D'Agnolo's Balustrade
D'Agnolo's Balustrade

The design was for a loggia-style balustrade between each of the eight white ribs that arch over the dome. Each section would contain twelve columns carved in white marble with eleven arches sandwiched by two narrow marble fences. The balcony was to wrap around each rib with another pillared arch.

The design was complicated and D’Agnolo was so proud of it that he stopped the work when one section was finished on the southeast side of the dome. He asked for comments from the artists and politicians of Florence.

Close-up of the restored balcony
Close-up of the restored balcony

As luck would have it, Michelangelo was in town, having finished the David only two years before to much acclaim. The artistic and political powers-that-be listened with bated breath.  Reportedly, Michelangelo, always the critic, said, “It looks like a cricket cage to me.”

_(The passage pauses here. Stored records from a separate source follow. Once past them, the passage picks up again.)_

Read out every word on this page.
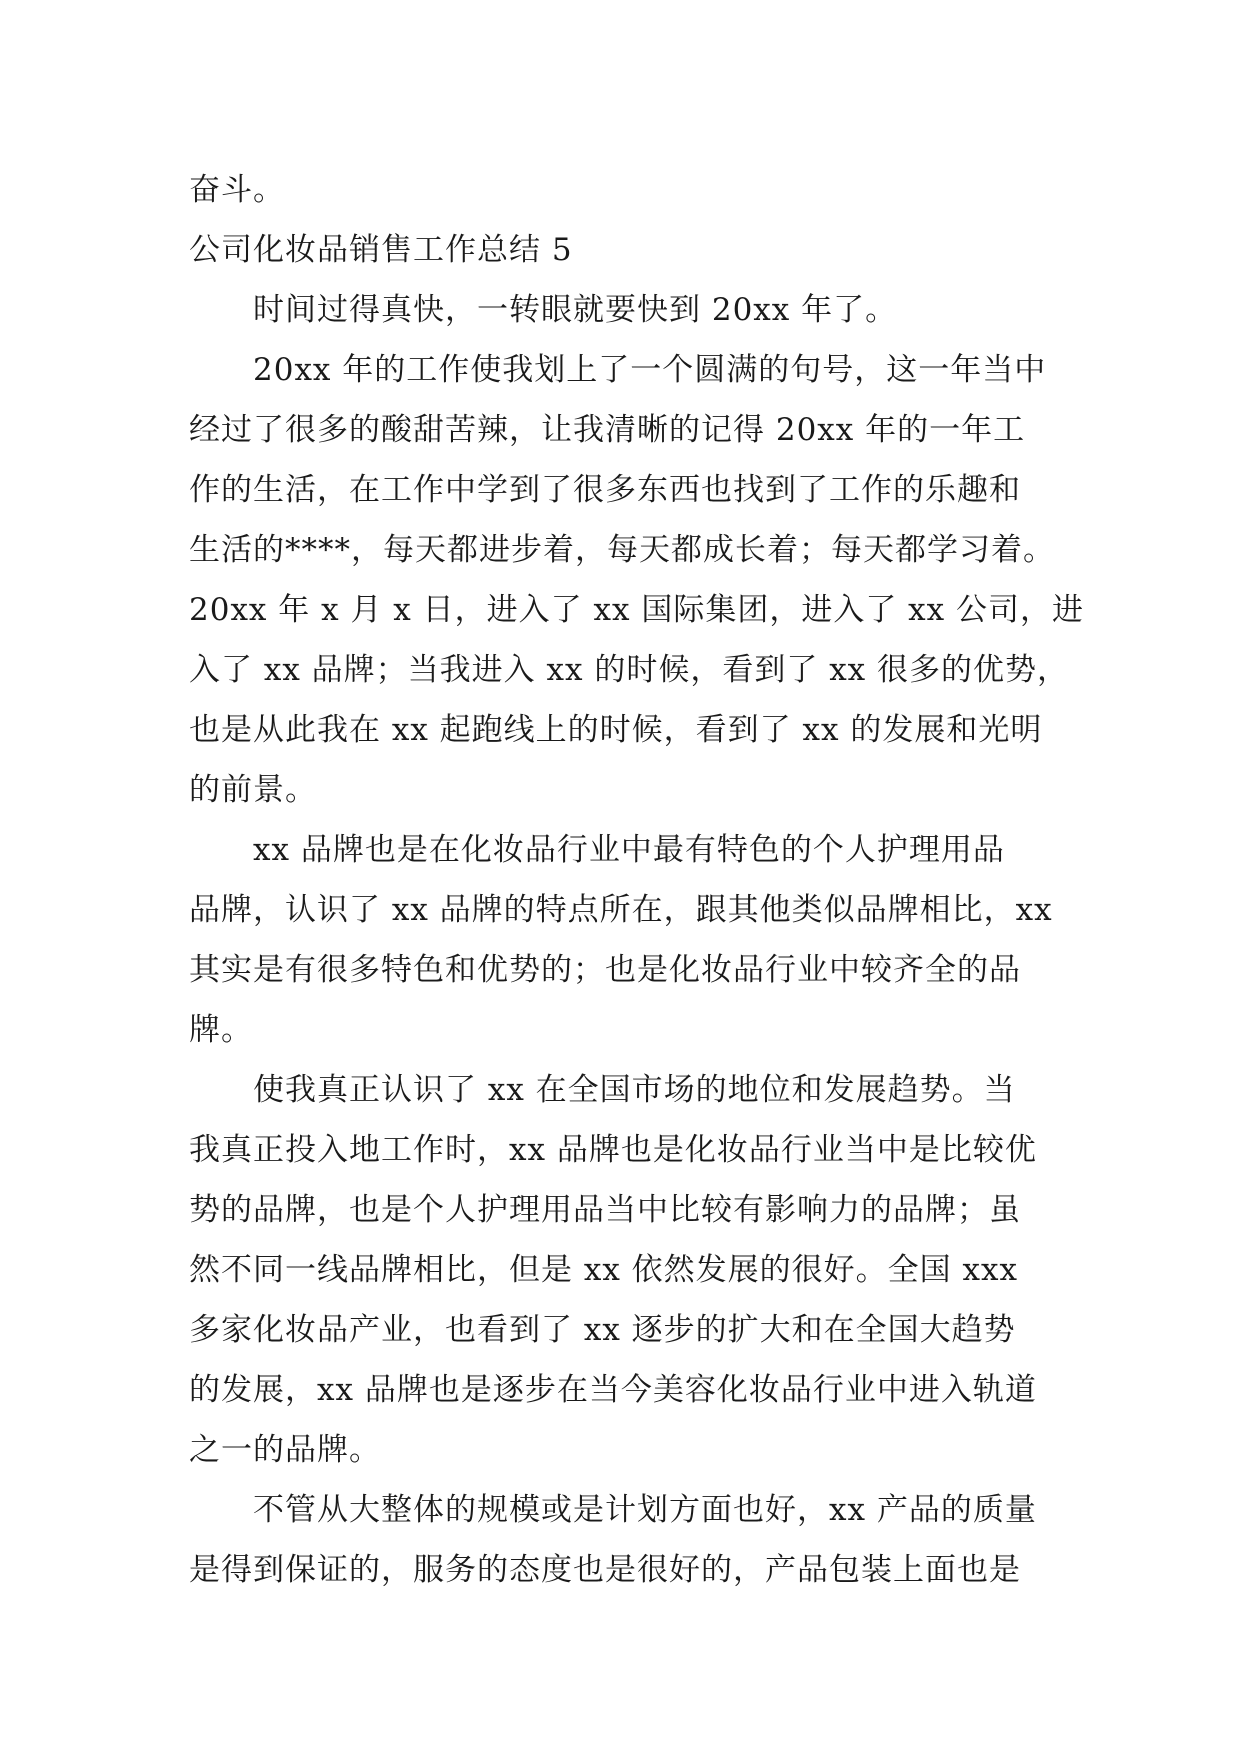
奋斗。
公司化妆品销售工作总结 5
时间过得真快，一转眼就要快到 20xx 年了。
20xx 年的工作使我划上了一个圆满的句号，这一年当中
经过了很多的酸甜苦辣，让我清晰的记得 20xx 年的一年工
作的生活，在工作中学到了很多东西也找到了工作的乐趣和
生活的****，每天都进步着，每天都成长着；每天都学习着。
20xx 年 x 月 x 日，进入了 xx 国际集团，进入了 xx 公司，进
入了 xx 品牌；当我进入 xx 的时候，看到了 xx 很多的优势，
也是从此我在 xx 起跑线上的时候，看到了 xx 的发展和光明
的前景。
xx 品牌也是在化妆品行业中最有特色的个人护理用品
品牌，认识了 xx 品牌的特点所在，跟其他类似品牌相比，xx
其实是有很多特色和优势的；也是化妆品行业中较齐全的品
牌。
使我真正认识了 xx 在全国市场的地位和发展趋势。当
我真正投入地工作时，xx 品牌也是化妆品行业当中是比较优
势的品牌，也是个人护理用品当中比较有影响力的品牌；虽
然不同一线品牌相比，但是 xx 依然发展的很好。全国 xxx
多家化妆品产业，也看到了 xx 逐步的扩大和在全国大趋势
的发展，xx 品牌也是逐步在当今美容化妆品行业中进入轨道
之一的品牌。
不管从大整体的规模或是计划方面也好，xx 产品的质量
是得到保证的，服务的态度也是很好的，产品包装上面也是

Baccio, 13 years older than Michelangelo, was so offended by these words that he abandoned the project and it was never finished.

Cloister of the Biblioteca dell'Oblate
Cloister of the Biblioteca delle Oblate

By standing on the corner of Via dell’Oriuolo and Via del Proconsolo, you can see the newly clean section of the D’Agnolo Balustrade. But a better spot is from the third floor porch of the Biblioteca delle Oblate, located at Via dell’Oriuolo, 26 (open 8:30am – 6:30pm Mon.-Fri.).

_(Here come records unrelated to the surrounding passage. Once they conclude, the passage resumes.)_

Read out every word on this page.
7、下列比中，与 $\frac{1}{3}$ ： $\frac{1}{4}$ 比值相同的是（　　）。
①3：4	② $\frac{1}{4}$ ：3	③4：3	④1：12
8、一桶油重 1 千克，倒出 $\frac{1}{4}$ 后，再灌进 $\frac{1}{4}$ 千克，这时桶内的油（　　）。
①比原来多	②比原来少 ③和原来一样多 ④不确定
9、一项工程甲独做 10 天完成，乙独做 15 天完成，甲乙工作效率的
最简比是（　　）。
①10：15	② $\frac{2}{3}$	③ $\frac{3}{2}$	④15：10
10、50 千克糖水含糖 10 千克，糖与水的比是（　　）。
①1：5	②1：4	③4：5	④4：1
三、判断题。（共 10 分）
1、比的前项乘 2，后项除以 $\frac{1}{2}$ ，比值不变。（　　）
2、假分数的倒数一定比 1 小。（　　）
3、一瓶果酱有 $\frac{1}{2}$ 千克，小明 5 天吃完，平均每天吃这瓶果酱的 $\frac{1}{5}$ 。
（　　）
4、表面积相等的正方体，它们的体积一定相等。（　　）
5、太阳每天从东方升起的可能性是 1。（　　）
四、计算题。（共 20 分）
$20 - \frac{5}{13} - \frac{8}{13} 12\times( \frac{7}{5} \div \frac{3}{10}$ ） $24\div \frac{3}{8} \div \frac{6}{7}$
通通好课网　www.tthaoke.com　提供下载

The Biblioteca is a newly-created public space in what was an old convent. Just walk straight in from the street and take the elevator to the top.  Walk through the reading room (note the great children’s library/activity room inside) where English language newspapers and magazines are available, exit to the open porch. You will get a completely new view of the Duomo and the Giotto’s Bell Tower.

A Historical Postscript

The architect Baccio D’Agnolo did not escape the critics once he left the service of the Duomo Works to start his own studio. In 1523, he designed the Palazzo Bartolini on Via Tornabuoni. The debate was bitter with many thinking that the architecture was better suited to a church. This time though D’Agnolo fought back. His inscription over the door, Carpere promptius quam imitari – “It’s easier to criticize than imitate” – was Baccio’s firm reply.